Wednesday 28 March 2012

La fine della concertazione....era ora!

La contro-riforma Fornero sul lavoro ha un obiettivo chiaro, e non è certo la riforma dell'art.18, che ha effetti pratici piuttosto limitati. Di sicuro non aiuterà l'occupazione, questo lo può capire chiunque e lo sanno benissimo sia Fornero che Monti.

Molto più importante, per il governo dei tecnici, far passare 2 questioni di principio, che sono nel DNA della destra liberista. Uno è il modello Marchionne, in fabbrica comanda il padrone ed il lavoro è una semplice merce. Che esista un mercato del lavoro, e che quindi il lavoro stesso sia una merce è, ovviamente, una lapalissiana verità. Il problema sono, come sempre, le leggi e le istituzioni che regolano un mercato, ed in questo caso si tolgono protezioni al lavoro e si dà mano libera al capitale.
La seconda questione è legata a doppio filo alla prima, ed è il ruolo dei sindacati. Il modello Thatcher, per così dire. Niente birra e panini, niente tavoli con lunghe discussioni, il governo decide punto e basta. Il sindacato è considerato una corporazione e quindi, quasi automaticamente, un freno alle esigenze del paese. Si cerca dunque di rafforzare i poteri dello stato diminuendo quello delle controparti. Legittimo, anche se suona strano che a farlo sia un governo senza mandato popolare e quindi assai meno rappresentativo di un qualsiasi sindacato, figuriamoci poi della CGIL.

Si tratta, con tutta evidenza, di una manovra concentrica. Sfidare il sindacato mentre lo si indebolisce di fatto nei luoghi di lavoro. Con le nuove regole si cerca di schiacciare la rappresentanza sindacale, se possibile espellendola dalla fabbrica, come a Mirafiori, come a Pomigliano. Quando ci sarà da licenziare, perchè, infatti, non iniziare dai lavoratori sindacalizzati, quelli che scioperano e abbassano la produttività? E un sindacato debole di certo rappresenta un problema minore per un governo che, decidendo senza concertazione, si troverebbe di nuovo ad affrontare il conflitto sociale.

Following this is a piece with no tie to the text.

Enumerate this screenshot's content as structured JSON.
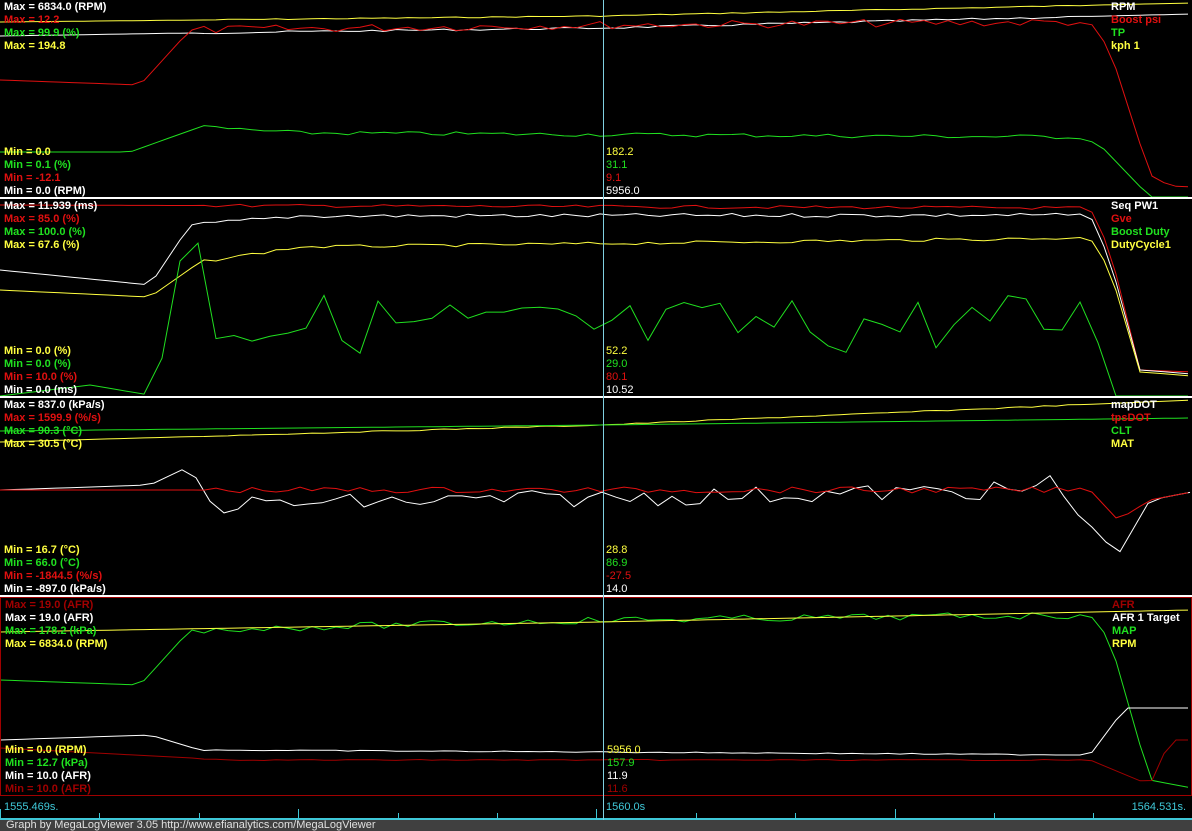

Non tutto il male viene per nuocere, però. Quali sono stati i risultati della concertazione? Per trent'anni ormai il sindacato si è fatto carico dei problemi del paese, dalla moderazione salariale alla politica dei redditi. Si è fatta calare l'inflazione, si è scongiurata la crisi del 92, si è fatto entrare l'Italia nell'Euro. Tutto sulla pelle dei lavoratori, mentre i profitti crescevano e il capitale si impossessava sempre più della ricchezza del paese. Dietro la richiesta di responsabilità e la concertazione, si è in realtà nascosto una gigantesca ridistribuzione del reddito.
Il sindacato, o meglio la CGIL, deve uscire da questa logica. L'art.18, lo statuto dei lavoratori, i miglioramenti salariali son venuti tutti col sindacato che lottava, mentre da quando ci si è cominciati a sedere nei ministeri è cominciata una penosa ritirata. Ora la CGIL è buttata fuori dal tavolo, espulsa dalle fabbriche, i nodi son venuti al pettine, il capitale vuole mano completamente libera. E' ora di uscire dal palazzo e tornare in piazza. Non solo per difendere le conquiste del passato, ma per ricominciare, finalmente, a cambiare in meglio un mondo che sta andando in rovina.